On a particular afternoon I knocked on his door and opened it to find his grown sons standing around him as he sat, freshly showered, in a chair. Between the three of them they were attempting to shave his face. Gently, almost gingerly, they helped their father lift his head as they ran the Norelco razor over his chin and cheeks, careful not to bump or tousle him. It was a reverent moment between a father and his sons. I couldn’t help but think how time had marched this family along the path that led them to this hospital room. It was almost a cruel trick. Here he was, the father, being taken care of by his sons as if he were the child. Eighty-five next week! Truth be told, I wasn’t sure if he would be having an eighty-fifth birthday party. He was ill. I hoped that time would spare him, that he could celebrate with his family.

Mercifully, in the end, Ralph did get to return home after a few days. Though he was alive when he left, my memory of him continued to haunt me after he had gone. I couldn’t help but reflect how time had pushed me along as well. Thirty-eight years old, four children, a husband, a dog, a parakeet, and a mortgage. One day would my children be sitting by my bedside as the caretakers while I was the child in the bed? Where does the time go? How does this happen?

There are a million-and-one ways that time passes us by. We have become accustomed to its stealth, no longer noticing when it passes day to day. Oh, sometimes we stop long enough to the surprise of realizing how the children are growing, but usually it passes unheralded, quietly. It passes with each dish and floor and hand that we wash. Kisses, embraces, fights, and everyday conversations don’t slow it, nor do moments that we purposefully try to hold onto for longer than we should. In fact, the more we try to slow time down, to savor what it is we are afraid of losing, the more stubborn it seems to be. It takes our memories and our money. It fades our photos and wrinkles our faces. Time is a bandit. Time is slippery. Time is a mystery. We can’t slow it or stop it or save it or speed it up. Time is its own master and answers to no one. Time is OUR master.

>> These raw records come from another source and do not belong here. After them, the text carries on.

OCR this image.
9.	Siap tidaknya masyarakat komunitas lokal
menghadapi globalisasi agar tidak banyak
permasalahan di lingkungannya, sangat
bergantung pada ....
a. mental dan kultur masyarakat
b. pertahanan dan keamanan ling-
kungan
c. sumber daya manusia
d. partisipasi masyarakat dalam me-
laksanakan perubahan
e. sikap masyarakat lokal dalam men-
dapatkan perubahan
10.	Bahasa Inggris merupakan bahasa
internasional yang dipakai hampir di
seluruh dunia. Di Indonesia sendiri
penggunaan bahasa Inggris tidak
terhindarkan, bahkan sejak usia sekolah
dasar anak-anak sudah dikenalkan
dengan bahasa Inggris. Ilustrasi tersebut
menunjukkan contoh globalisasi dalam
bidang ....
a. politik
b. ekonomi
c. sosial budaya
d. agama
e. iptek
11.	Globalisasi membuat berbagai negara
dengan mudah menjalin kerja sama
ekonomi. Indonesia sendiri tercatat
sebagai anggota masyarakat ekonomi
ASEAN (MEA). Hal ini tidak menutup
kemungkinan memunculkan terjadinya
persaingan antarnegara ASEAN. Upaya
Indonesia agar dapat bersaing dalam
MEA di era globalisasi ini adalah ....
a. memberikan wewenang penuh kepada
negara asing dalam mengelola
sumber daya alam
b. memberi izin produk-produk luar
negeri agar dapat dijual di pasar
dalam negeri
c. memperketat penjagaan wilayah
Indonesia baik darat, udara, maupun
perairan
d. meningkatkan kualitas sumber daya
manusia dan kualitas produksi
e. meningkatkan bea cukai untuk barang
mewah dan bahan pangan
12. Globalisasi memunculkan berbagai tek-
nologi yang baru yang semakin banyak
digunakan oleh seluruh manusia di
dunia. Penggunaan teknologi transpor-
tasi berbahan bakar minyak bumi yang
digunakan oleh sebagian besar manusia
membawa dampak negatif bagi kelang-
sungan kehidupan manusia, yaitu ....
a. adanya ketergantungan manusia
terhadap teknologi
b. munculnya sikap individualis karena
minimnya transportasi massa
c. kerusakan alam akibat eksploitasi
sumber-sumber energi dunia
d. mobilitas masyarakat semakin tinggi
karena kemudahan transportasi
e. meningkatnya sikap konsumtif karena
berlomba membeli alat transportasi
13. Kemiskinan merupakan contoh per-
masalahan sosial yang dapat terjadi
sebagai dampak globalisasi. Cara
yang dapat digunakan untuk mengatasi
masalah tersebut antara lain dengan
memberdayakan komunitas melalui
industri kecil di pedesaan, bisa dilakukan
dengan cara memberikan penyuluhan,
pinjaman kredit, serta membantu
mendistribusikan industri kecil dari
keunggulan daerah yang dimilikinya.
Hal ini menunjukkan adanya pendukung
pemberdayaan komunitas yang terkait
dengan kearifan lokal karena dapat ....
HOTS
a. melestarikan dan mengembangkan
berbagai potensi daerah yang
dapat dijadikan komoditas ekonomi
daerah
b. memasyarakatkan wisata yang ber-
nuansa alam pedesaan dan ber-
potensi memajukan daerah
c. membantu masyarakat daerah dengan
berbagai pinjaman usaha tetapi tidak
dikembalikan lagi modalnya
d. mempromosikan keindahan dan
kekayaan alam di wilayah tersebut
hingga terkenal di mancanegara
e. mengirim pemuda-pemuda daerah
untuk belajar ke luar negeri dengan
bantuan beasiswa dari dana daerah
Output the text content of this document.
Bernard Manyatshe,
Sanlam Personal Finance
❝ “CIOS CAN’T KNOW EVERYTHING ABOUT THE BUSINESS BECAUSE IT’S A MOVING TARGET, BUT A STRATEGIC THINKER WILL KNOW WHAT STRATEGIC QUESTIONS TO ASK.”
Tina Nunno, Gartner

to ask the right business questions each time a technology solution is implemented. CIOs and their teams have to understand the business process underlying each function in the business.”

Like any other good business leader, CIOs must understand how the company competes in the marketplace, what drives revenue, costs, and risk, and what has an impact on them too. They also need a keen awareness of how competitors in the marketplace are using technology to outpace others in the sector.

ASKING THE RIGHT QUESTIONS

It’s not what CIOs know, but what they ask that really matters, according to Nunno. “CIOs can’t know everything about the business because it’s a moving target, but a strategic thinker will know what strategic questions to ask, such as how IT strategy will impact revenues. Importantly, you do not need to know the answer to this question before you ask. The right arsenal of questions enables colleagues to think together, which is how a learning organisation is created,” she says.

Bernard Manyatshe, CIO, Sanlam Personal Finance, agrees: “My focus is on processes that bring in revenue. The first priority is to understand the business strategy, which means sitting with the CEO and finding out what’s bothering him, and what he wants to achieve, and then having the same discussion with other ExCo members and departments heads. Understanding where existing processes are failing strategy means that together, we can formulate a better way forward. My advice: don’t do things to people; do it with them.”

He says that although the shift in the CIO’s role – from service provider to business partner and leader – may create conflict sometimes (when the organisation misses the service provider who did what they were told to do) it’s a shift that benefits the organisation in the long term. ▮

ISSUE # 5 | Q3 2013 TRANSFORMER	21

I don’t doubt that Ralph saw his frail legs under the cool sheets of the hospital bed and wondered to himself where the time had slipped to. Ralph had lived his life, raised his family, made a living, and had done what he needed to do, while at the whim of Master Time. The little hands he used to help wash and protect were now washing and protecting and caring for him. Time made it so.

I could see it in their eyes. They didn’t have to say it because I knew it,
for I wonder, too: where does the time go?